O Escandalo que Não Passou Entre as Gotas da Chuva

A denúncia do escândalo vem das Capazes, o escandaloso acórdão vem de uns juízes que sobreviveram à república e se regem pela bíblia, pelo código penal de 1886 e citam civilizações onde é legal lapidar seres humanos.

Não conseguem citar a constituição de um Portugal laico e anti-discriminatório, nem o código penal em vigor, nem o sentimento dominante da sociedade contemporânea que lhes paga o bem viver.

Não podem. Não podem julgar fora da lei. Não podem ser juízes. Se não respeitam a lei fundamental do país onde julgam, não podem ocupar cargos que lhes permitam impor a lei da selva, cargos que lhes permitam impor um estado animal, do qual, com tanta dificuldade, nos vamos afastando tão lentamente.

Já foi grande a indignação, escreveram-se artigos, convocaram-se manifestações, subscreveram-se petições, preparam-se processos contra o cromagnismo misógino, mas cuidado, já começaram a chegar os baldes de lixivia. Já por aí circulam tentativas de limpar a lama que indelevelmente sujou as magistraturas, todas. Já as corporações e os "corporadores" andam a deitar detergente em cima dos dois trogloditas, dos que lhes permitiram chegar a desembargadores e dos que se afirmam impotentes para lhes cercear o fundamentalismo faccioso.

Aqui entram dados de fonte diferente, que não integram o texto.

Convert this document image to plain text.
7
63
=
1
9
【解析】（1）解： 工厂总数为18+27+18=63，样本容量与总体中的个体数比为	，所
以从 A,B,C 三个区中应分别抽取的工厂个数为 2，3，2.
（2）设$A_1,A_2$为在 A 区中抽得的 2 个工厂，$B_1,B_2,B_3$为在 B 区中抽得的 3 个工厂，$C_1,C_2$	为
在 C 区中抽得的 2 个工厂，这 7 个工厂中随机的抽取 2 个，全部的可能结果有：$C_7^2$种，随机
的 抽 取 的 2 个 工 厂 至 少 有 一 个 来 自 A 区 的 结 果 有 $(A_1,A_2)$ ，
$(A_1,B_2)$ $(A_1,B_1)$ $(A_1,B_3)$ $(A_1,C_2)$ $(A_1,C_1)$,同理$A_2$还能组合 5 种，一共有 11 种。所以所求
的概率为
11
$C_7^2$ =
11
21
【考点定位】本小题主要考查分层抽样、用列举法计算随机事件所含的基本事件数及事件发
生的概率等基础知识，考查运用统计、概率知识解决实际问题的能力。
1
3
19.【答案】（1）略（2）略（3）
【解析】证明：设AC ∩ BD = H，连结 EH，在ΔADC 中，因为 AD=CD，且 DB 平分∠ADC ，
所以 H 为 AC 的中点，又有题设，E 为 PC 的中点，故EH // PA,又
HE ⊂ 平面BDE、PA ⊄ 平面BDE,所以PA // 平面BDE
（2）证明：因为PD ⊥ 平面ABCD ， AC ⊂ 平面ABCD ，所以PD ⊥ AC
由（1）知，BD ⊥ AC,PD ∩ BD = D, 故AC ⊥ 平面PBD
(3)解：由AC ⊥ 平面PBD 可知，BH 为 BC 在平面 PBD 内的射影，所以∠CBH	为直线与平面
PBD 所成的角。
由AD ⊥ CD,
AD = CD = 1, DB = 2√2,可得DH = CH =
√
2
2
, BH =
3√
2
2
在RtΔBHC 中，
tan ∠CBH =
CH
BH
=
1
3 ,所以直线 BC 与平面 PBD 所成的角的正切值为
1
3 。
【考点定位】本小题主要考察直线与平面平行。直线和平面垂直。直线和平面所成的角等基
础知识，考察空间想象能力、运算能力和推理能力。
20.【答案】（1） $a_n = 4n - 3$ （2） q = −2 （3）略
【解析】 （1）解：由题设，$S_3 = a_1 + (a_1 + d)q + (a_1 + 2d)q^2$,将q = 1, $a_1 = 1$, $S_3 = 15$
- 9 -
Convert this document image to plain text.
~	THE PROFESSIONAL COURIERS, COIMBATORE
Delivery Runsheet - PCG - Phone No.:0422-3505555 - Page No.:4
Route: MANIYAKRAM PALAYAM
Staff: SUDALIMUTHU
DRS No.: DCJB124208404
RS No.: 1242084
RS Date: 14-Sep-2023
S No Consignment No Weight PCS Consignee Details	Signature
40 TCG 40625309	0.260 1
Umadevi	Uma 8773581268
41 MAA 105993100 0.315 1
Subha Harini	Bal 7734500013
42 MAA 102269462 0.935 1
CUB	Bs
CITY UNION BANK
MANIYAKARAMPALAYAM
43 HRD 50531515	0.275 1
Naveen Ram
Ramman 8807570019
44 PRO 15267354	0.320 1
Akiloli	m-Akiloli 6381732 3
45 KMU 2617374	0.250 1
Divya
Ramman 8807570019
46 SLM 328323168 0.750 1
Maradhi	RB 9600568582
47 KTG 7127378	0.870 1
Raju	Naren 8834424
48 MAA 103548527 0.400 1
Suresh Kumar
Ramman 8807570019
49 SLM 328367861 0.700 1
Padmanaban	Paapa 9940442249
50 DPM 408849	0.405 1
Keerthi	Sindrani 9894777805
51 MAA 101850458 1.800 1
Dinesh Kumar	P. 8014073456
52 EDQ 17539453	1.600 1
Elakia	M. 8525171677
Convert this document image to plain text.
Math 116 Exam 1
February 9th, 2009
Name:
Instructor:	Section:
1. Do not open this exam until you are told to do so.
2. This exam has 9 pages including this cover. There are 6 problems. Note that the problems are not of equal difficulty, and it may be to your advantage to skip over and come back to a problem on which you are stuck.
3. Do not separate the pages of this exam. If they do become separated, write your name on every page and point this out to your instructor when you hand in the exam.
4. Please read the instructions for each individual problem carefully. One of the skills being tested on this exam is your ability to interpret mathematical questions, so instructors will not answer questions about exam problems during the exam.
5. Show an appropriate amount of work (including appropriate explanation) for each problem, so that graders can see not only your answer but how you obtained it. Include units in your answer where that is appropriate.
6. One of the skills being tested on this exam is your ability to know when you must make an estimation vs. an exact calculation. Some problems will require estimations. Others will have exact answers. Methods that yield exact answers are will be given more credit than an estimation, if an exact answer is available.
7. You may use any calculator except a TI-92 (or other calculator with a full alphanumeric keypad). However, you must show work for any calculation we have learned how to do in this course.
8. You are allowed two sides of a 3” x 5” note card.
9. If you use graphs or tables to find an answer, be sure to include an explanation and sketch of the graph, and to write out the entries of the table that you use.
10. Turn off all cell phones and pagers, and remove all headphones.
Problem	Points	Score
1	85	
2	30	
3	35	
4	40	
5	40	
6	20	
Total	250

E respondendo às tentativas de branqueamento do (im)branqueável importa afirmar que:

Não, o tema não está gasto! Enquanto uma coisa “mononeurónica”, para quem romances religiosos são tábuas da lei, exercer uma magistratura, qualquer magistratura, o tema não está gasto.

Ao contrário do que tentam fazer crer certos lavadores (corporativos? solidários? encomendados?) o que, no acórdão do misógino, é de facto relevante, não é a sentença, mas sim a argumentação. O que motivou toda esta indignação é a invocação de argumentos retirados de romances religiosos, de códigos penais monárquicos e de procedimentos inspirados em estados confessionais, para tentar justificar uma sentença, e sim, aí sim, também ela claramente inapropriada.

Várias e diversificadas serão as tentativas de diminuir o caráter criminosamente inaceitável dos argumentos do misógino, incluindo o de que seriam simples parvoíces que importaria desvalorizar, quanto mais não fosse, em nome da credibilização da justiça. Não, primeiro não são simples parvoíces, e segundo, não podemos tentar salvaguardar a credibilidade de uma (in)justiça que produz escritos destes. Primeiro porque sendo parvoíces, condescendo, são principalmente o reflexo da mentalidade de um troglodita que chegou a juiz da relação. Como? Como é que isto julga, como é que é juiz e como é que subiu de um tribunal de vão de escada até à relação? E segundo, não só não me compete, a mim, tentar salvaguardar esta justiça, esta justiça que permite a produção de apelos ao que de mais baixo e vil existe no ser humano, como, muito pelo contrário, enquanto cidadão de um estado de direito democrático, constitucionalmente laico e igualitário, me sinto obrigado a repudiá-la, denunciá-la e a contestá-la.